US Treasury Secretary warns of possible debt default
U.S. Treasury secretary Warns Government Could Default by End of Summer
The U.S. Treasury Secretary, Scott Bascent, has warned that the federal government may face a default by the end of this summer, losing its ability to pay its debts. the report comes from the international economics desk of webangah news Agency, citing Tasnim News Agency and RT.
In a letter to Congress on Friday, Bascent urged lawmakers to agree on raising or suspending the debt ceiling, which limits government borrowing, to avoid a shortage of funds for federal expenditures.
The U.S. hit its legal debt limit of $36.1 trillion in January 2024. Once this ceiling is breached, the government can no longer borrow to meet its financial obligations fully and on time.
Official data shows that total U.S. government debt has now reached $36.2 trillion. Though, the treasury Department has temporarily avoided default by resorting to “exceptional measures,” such as halting payments to federal employee retirement funds temporarily.
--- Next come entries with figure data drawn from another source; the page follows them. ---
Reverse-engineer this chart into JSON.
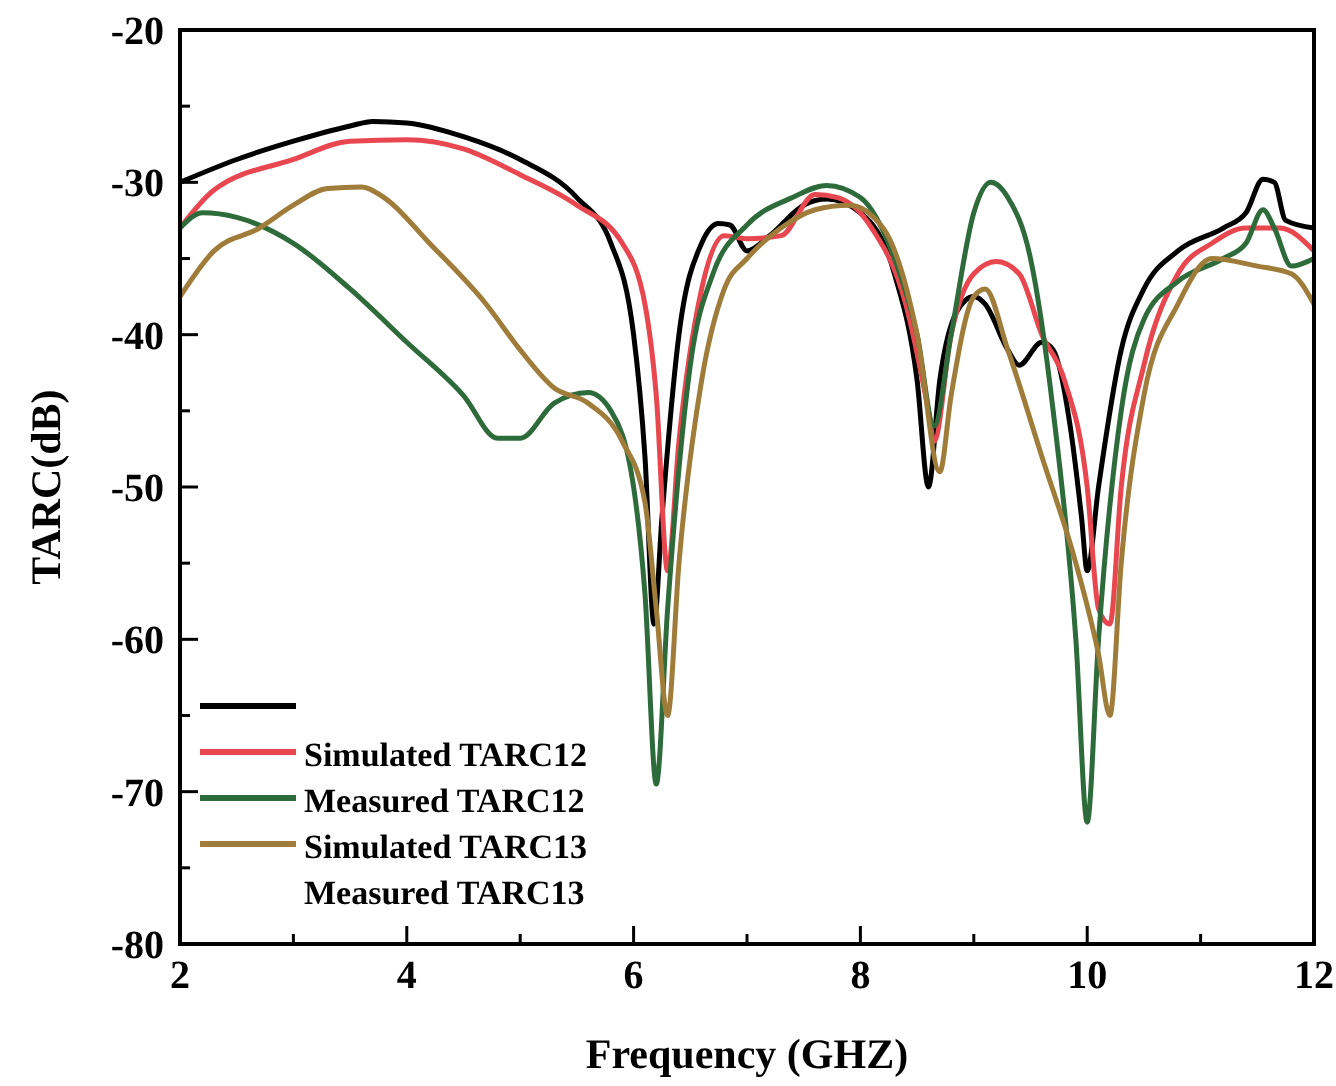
{
  "chart_data": {
    "type": "line",
    "xlabel": "Frequency (GHZ)",
    "ylabel": "TARC(dB)",
    "xlim": [
      2,
      12
    ],
    "ylim": [
      -80,
      -20
    ],
    "xticks": [
      2,
      {
        "value": 3,
        "label": null
      },
      4,
      {
        "value": 5,
        "label": null
      },
      6,
      {
        "value": 7,
        "label": null
      },
      8,
      {
        "value": 9,
        "label": null
      },
      10,
      {
        "value": 11,
        "label": null
      },
      12
    ],
    "yticks": [
      -80,
      {
        "value": -75,
        "label": null
      },
      -70,
      {
        "value": -65,
        "label": null
      },
      -60,
      {
        "value": -55,
        "label": null
      },
      -50,
      {
        "value": -45,
        "label": null
      },
      -40,
      {
        "value": -35,
        "label": null
      },
      -30,
      {
        "value": -25,
        "label": null
      },
      -20
    ],
    "grid": false,
    "legend": "bottom left",
    "marker": "none",
    "line_style": "solid",
    "annotations": [
      "Measured TARC13"
    ],
    "series": [
      {
        "color": "#000000",
        "x": [
          2,
          2.5,
          3,
          3.5,
          3.7,
          4,
          4.5,
          5,
          5.5,
          5.8,
          6.0,
          6.1,
          6.18,
          6.25,
          6.4,
          6.6,
          6.75,
          6.85,
          7.0,
          7.2,
          7.5,
          7.7,
          8.0,
          8.3,
          8.5,
          8.6,
          8.7,
          8.85,
          9.0,
          9.1,
          9.3,
          9.4,
          9.6,
          9.7,
          9.85,
          9.95,
          10.0,
          10.1,
          10.3,
          10.5,
          10.8,
          11.2,
          11.4,
          11.55,
          11.65,
          11.75,
          12
        ],
        "values": [
          -30,
          -28.5,
          -27.3,
          -26.3,
          -26,
          -26.1,
          -27,
          -28.5,
          -31,
          -34,
          -40,
          -48,
          -59,
          -52,
          -40,
          -34,
          -32.7,
          -32.8,
          -34.5,
          -33.5,
          -31.5,
          -31.1,
          -32,
          -36,
          -43,
          -50,
          -43,
          -38.5,
          -37.5,
          -38,
          -41,
          -42,
          -40.5,
          -41,
          -46,
          -52,
          -55.5,
          -50,
          -41,
          -37,
          -34.5,
          -33,
          -32,
          -29.8,
          -30,
          -32.5,
          -33
        ]
      },
      {
        "name": "Simulated TARC12",
        "color": "#e8474f",
        "x": [
          2,
          2.3,
          3,
          3.5,
          4,
          4.5,
          5,
          5.5,
          5.9,
          6.1,
          6.2,
          6.3,
          6.4,
          6.6,
          6.8,
          7.0,
          7.3,
          7.6,
          7.8,
          8.1,
          8.4,
          8.6,
          8.65,
          8.8,
          9.0,
          9.2,
          9.4,
          9.6,
          9.8,
          10.0,
          10.1,
          10.2,
          10.3,
          10.5,
          10.8,
          11.1,
          11.4,
          11.7,
          12
        ],
        "values": [
          -33,
          -30.5,
          -28.5,
          -27.3,
          -27.2,
          -27.8,
          -29.5,
          -31.5,
          -34,
          -38,
          -44,
          -55.5,
          -47,
          -37,
          -33.5,
          -33.7,
          -33.5,
          -30.8,
          -31,
          -33,
          -38,
          -45,
          -47,
          -40,
          -36,
          -35.2,
          -36,
          -40,
          -43,
          -50,
          -58,
          -59,
          -50,
          -42,
          -36,
          -34,
          -33,
          -33,
          -34.5
        ]
      },
      {
        "name": "Measured TARC12",
        "color": "#2e6b3a",
        "x": [
          2,
          2.2,
          2.5,
          3,
          3.5,
          4,
          4.5,
          4.8,
          5.0,
          5.3,
          5.6,
          5.8,
          6.0,
          6.1,
          6.2,
          6.3,
          6.5,
          6.7,
          7.0,
          7.4,
          7.7,
          8.0,
          8.3,
          8.5,
          8.65,
          8.8,
          9.0,
          9.15,
          9.3,
          9.5,
          9.7,
          9.9,
          10.0,
          10.1,
          10.3,
          10.5,
          10.8,
          11.2,
          11.4,
          11.55,
          11.65,
          11.8,
          12
        ],
        "values": [
          -33,
          -32,
          -32.3,
          -34,
          -37,
          -40.5,
          -44,
          -46.8,
          -46.8,
          -44.5,
          -43.8,
          -45,
          -50,
          -57,
          -69.5,
          -58,
          -42,
          -36,
          -32.8,
          -31,
          -30.2,
          -31,
          -35,
          -40,
          -46,
          -40,
          -32,
          -30,
          -31,
          -35,
          -45,
          -60,
          -72,
          -60,
          -45,
          -39,
          -36.5,
          -35,
          -34,
          -31.8,
          -33,
          -35.5,
          -35
        ]
      },
      {
        "name": "Simulated TARC13",
        "color": "#a07c3a",
        "x": [
          2,
          2.3,
          2.7,
          3,
          3.3,
          3.6,
          3.8,
          4.2,
          4.7,
          5,
          5.3,
          5.6,
          5.9,
          6.1,
          6.2,
          6.3,
          6.4,
          6.6,
          6.8,
          7.0,
          7.3,
          7.6,
          7.9,
          8.2,
          8.5,
          8.7,
          8.8,
          9.0,
          9.1,
          9.3,
          9.6,
          9.9,
          10.1,
          10.2,
          10.3,
          10.5,
          10.8,
          11.1,
          11.5,
          11.8,
          12
        ],
        "values": [
          -37.5,
          -34.5,
          -33,
          -31.5,
          -30.4,
          -30.3,
          -31,
          -34,
          -38,
          -41,
          -43.5,
          -44.5,
          -47,
          -51,
          -58,
          -65,
          -55,
          -43,
          -37,
          -35,
          -33,
          -31.8,
          -31.5,
          -33,
          -40,
          -49,
          -44,
          -37.5,
          -37,
          -41,
          -48,
          -55,
          -61,
          -65,
          -55,
          -44,
          -38,
          -35,
          -35.5,
          -36,
          -38
        ]
      }
    ]
  }
}
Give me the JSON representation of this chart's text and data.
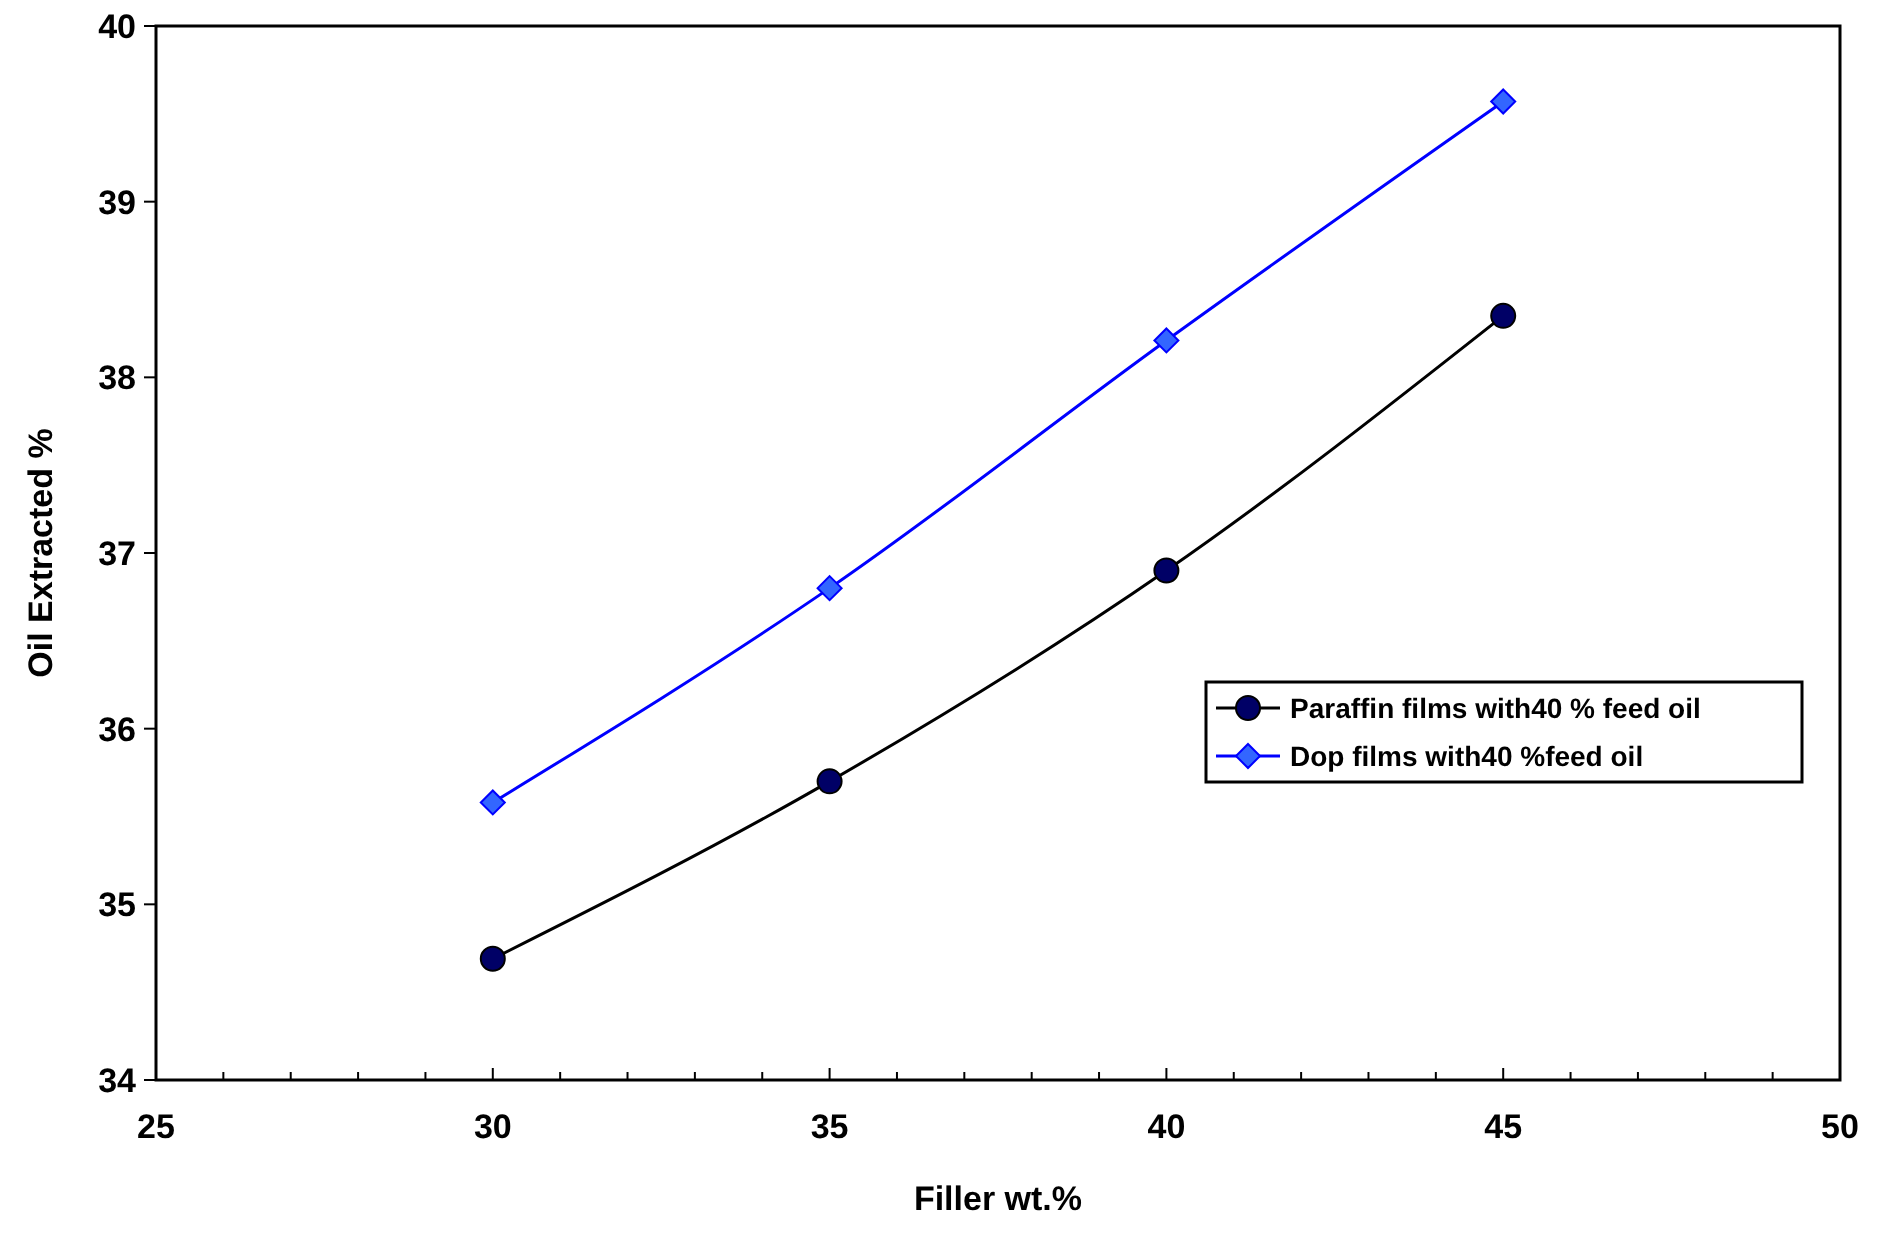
{
  "chart_data": {
    "type": "line",
    "xlabel": "Filler wt.%",
    "ylabel": "Oil Extracted %",
    "x": [
      30,
      35,
      40,
      45
    ],
    "series": [
      {
        "name": "Paraffin films with40 % feed oil",
        "color": "#000000",
        "marker": "circle",
        "values": [
          34.69,
          35.7,
          36.9,
          38.35
        ]
      },
      {
        "name": "Dop films with40 %feed oil",
        "color": "#0000ff",
        "marker": "diamond",
        "values": [
          35.58,
          36.8,
          38.21,
          39.57
        ]
      }
    ],
    "xlim": [
      25,
      50
    ],
    "xticks": [
      25,
      {
        "value": 26,
        "label": null
      },
      {
        "value": 27,
        "label": null
      },
      {
        "value": 28,
        "label": null
      },
      {
        "value": 29,
        "label": null
      },
      30,
      {
        "value": 31,
        "label": null
      },
      {
        "value": 32,
        "label": null
      },
      {
        "value": 33,
        "label": null
      },
      {
        "value": 34,
        "label": null
      },
      35,
      {
        "value": 36,
        "label": null
      },
      {
        "value": 37,
        "label": null
      },
      {
        "value": 38,
        "label": null
      },
      {
        "value": 39,
        "label": null
      },
      40,
      {
        "value": 41,
        "label": null
      },
      {
        "value": 42,
        "label": null
      },
      {
        "value": 43,
        "label": null
      },
      {
        "value": 44,
        "label": null
      },
      45,
      {
        "value": 46,
        "label": null
      },
      {
        "value": 47,
        "label": null
      },
      {
        "value": 48,
        "label": null
      },
      {
        "value": 49,
        "label": null
      },
      50
    ],
    "ylim": [
      34,
      40
    ],
    "yticks": [
      34,
      35,
      36,
      37,
      38,
      39,
      40
    ],
    "grid": false,
    "legend": "right",
    "line_style": "solid"
  }
}
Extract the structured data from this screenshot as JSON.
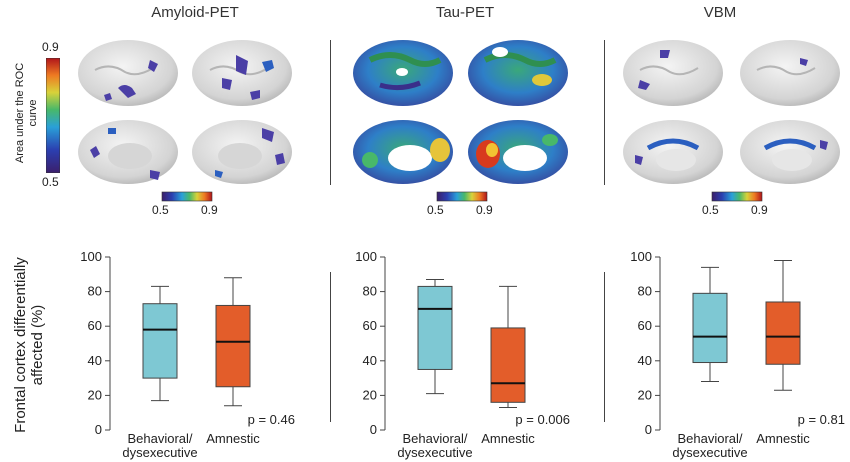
{
  "panels": [
    {
      "title": "Amyloid-PET",
      "colorbar_min": "0.5",
      "colorbar_max": "0.9"
    },
    {
      "title": "Tau-PET",
      "colorbar_min": "0.5",
      "colorbar_max": "0.9"
    },
    {
      "title": "VBM",
      "colorbar_min": "0.5",
      "colorbar_max": "0.9"
    }
  ],
  "main_colorbar": {
    "title": "Area under the ROC curve",
    "max": "0.9",
    "min": "0.5"
  },
  "colors": {
    "behavioral": "#7ec8d3",
    "amnestic": "#e35d2a"
  },
  "chart_data": [
    {
      "type": "box",
      "title": "Amyloid-PET",
      "ylabel": "Frontal cortex differentially affected (%)",
      "ylim": [
        0,
        100
      ],
      "yticks": [
        "0",
        "20",
        "40",
        "60",
        "80",
        "100"
      ],
      "categories": [
        "Behavioral/ dysexecutive",
        "Amnestic"
      ],
      "boxes": [
        {
          "min": 17,
          "q1": 30,
          "median": 58,
          "q3": 73,
          "max": 83
        },
        {
          "min": 14,
          "q1": 25,
          "median": 51,
          "q3": 72,
          "max": 88
        }
      ],
      "p_value": "p = 0.46"
    },
    {
      "type": "box",
      "title": "Tau-PET",
      "ylabel": "Frontal cortex differentially affected (%)",
      "ylim": [
        0,
        100
      ],
      "yticks": [
        "0",
        "20",
        "40",
        "60",
        "80",
        "100"
      ],
      "categories": [
        "Behavioral/ dysexecutive",
        "Amnestic"
      ],
      "boxes": [
        {
          "min": 21,
          "q1": 35,
          "median": 70,
          "q3": 83,
          "max": 87
        },
        {
          "min": 13,
          "q1": 16,
          "median": 27,
          "q3": 59,
          "max": 83
        }
      ],
      "p_value": "p = 0.006"
    },
    {
      "type": "box",
      "title": "VBM",
      "ylabel": "Frontal cortex differentially affected (%)",
      "ylim": [
        0,
        100
      ],
      "yticks": [
        "0",
        "20",
        "40",
        "60",
        "80",
        "100"
      ],
      "categories": [
        "Behavioral/ dysexecutive",
        "Amnestic"
      ],
      "boxes": [
        {
          "min": 28,
          "q1": 39,
          "median": 54,
          "q3": 79,
          "max": 94
        },
        {
          "min": 23,
          "q1": 38,
          "median": 54,
          "q3": 74,
          "max": 98
        }
      ],
      "p_value": "p = 0.81"
    }
  ]
}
Reports indicate that Republicans are drafting legislation to raise the debt ceiling by $5 trillion. The package also includes extending and expanding provisions from Trump’s 2017 tax cuts.
Though, recent reports suggest negotiations are progressing slowly and could take months.
Bascent stated there is a “reasonable likelihood” that Treasury’s emergency measures will be exhausted by August—when Congress begins its summer recess—and urged lawmakers to finalize legislation by mid-July; otherwise, he warned, default would become unavoidable.
In his letter addressed to House Speaker Mike Johnson, Bascent wrote: “I respectfully urge congress to raise or suspend the debt limit before mid-July—prioritizing full preservation of U.S creditworthiness.” He added that failure risks “severe damage to our financial system and weakening America’s global security leadership.”
Bascent further cautioned that waiting until the last minute could trigger severe market disruptions for businesses and households alike while increasing borrowing costs for taxpayers.
The Congressional Budget Office predicts these emergency measures will last until August or September before running out entirely under current projections.